I think I’m on to the solution here. I noticed I was getting FlowableOptimisticLockingException when my parent process had an explicitly declared parallelGateway on the join side, so I updated my TestInboundChannel to catch FlowableOptimisticLockingException and retry the event which I believe (am hoping ) simulates the NACKs back to the Rabbit Message Broker that should be performed by the production event registry…I’ll test that.
I think the real issue is that my original process definition had implicit join gateways, which was what produced the zombie process instances described above. Having explicit parallel gateways with retry on FlowableOptimisticLockingException causes my tests to pass in the example repo.

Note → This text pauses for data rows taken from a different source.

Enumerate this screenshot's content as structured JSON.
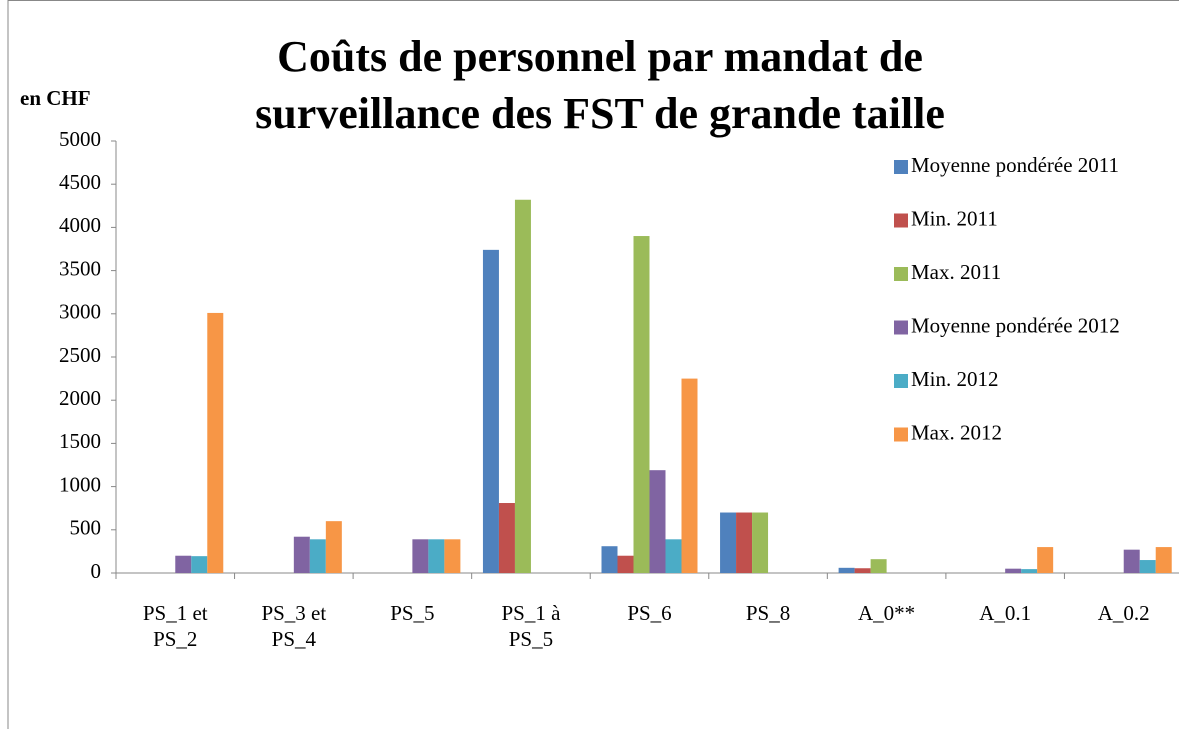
{
  "chart_data": {
    "type": "bar",
    "title": "Coûts de personnel par mandat de surveillance des FST de grande taille",
    "y_label": "en CHF",
    "categories": [
      "PS_1 et PS_2",
      "PS_3 et PS_4",
      "PS_5",
      "PS_1 à PS_5",
      "PS_6",
      "PS_8",
      "A_0**",
      "A_0.1",
      "A_0.2"
    ],
    "series": [
      {
        "name": "Moyenne pondérée 2011",
        "color": "#4f81bd",
        "values": [
          0,
          0,
          0,
          3740,
          310,
          700,
          60,
          0,
          0
        ]
      },
      {
        "name": "Min. 2011",
        "color": "#c0504d",
        "values": [
          0,
          0,
          0,
          810,
          200,
          700,
          55,
          0,
          0
        ]
      },
      {
        "name": "Max. 2011",
        "color": "#9bbb59",
        "values": [
          0,
          0,
          0,
          4320,
          3900,
          700,
          160,
          0,
          0
        ]
      },
      {
        "name": "Moyenne pondérée 2012",
        "color": "#8064a2",
        "values": [
          200,
          420,
          390,
          0,
          1190,
          0,
          0,
          50,
          270
        ]
      },
      {
        "name": "Min. 2012",
        "color": "#4bacc6",
        "values": [
          195,
          390,
          390,
          0,
          390,
          0,
          0,
          45,
          150
        ]
      },
      {
        "name": "Max. 2012",
        "color": "#f79646",
        "values": [
          3010,
          600,
          390,
          0,
          2250,
          0,
          0,
          300,
          300
        ]
      }
    ],
    "ylim": [
      0,
      5000
    ],
    "yticks": [
      0,
      500,
      1000,
      1500,
      2000,
      2500,
      3000,
      3500,
      4000,
      4500,
      5000
    ],
    "legend": "right",
    "grid": false
  }
}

I had a quick look at the code and had following question:
You’re executing the jobs yourself through managementService.executeJob. Is there a reason for not wanting to use the async executor (as there are some extra pieces of logic that happen when doing so)
What’s the purpose of making the send task a wait state (i.e. triggerable)? Not sure I’m getting the use case here yet.
Sorry, I could have been more clear. Thanks for your quick reply.
Regarding the triggerable flag, we use that to implement the Request-Reply pattern with async callback, using the execution ID as the correlation ID. For example, one of our serviceTasks will dispatch a “send email request” event to our service that accomplishes this, and then check the success of that request on the “send email response” event.
Regarding the managementService.executeJob(), my only intent was to ensure the test was truly multi-threaded to simulate multiple cluster nodes receiving responses nearly simultaneously. I didn’t realize the async executor was an option in a test setup. I can give that a try.
A question I have regarding this relates to the async executor which we have configured with the default number of retries at 3 retries. Will the event registry “response” events benefit from this setting? Reason I ask is that the request events are dispatched on threads named “task-123”, but the response events are received on threads named “org.flowable.eventregistry.rabbit.ChannelRabbitListenerEndpointContainer#workflowInbound-1”
If your send task is async (which it is), then the sending will be done by the async executor.
On the receival side, you would also need to make the first step async, or it will be run on the thread of the receiver. It’s the same story as e.g. a web request - it’ll be handled by the web container thread, unless you make a step async.
Yes - you mention above you’re using rabbitMQ, right?
This means that the receival will be handled on the rabbitMQ thread and making the step async will then hand-off to the async executor, freeing up the rabbitMQ thread.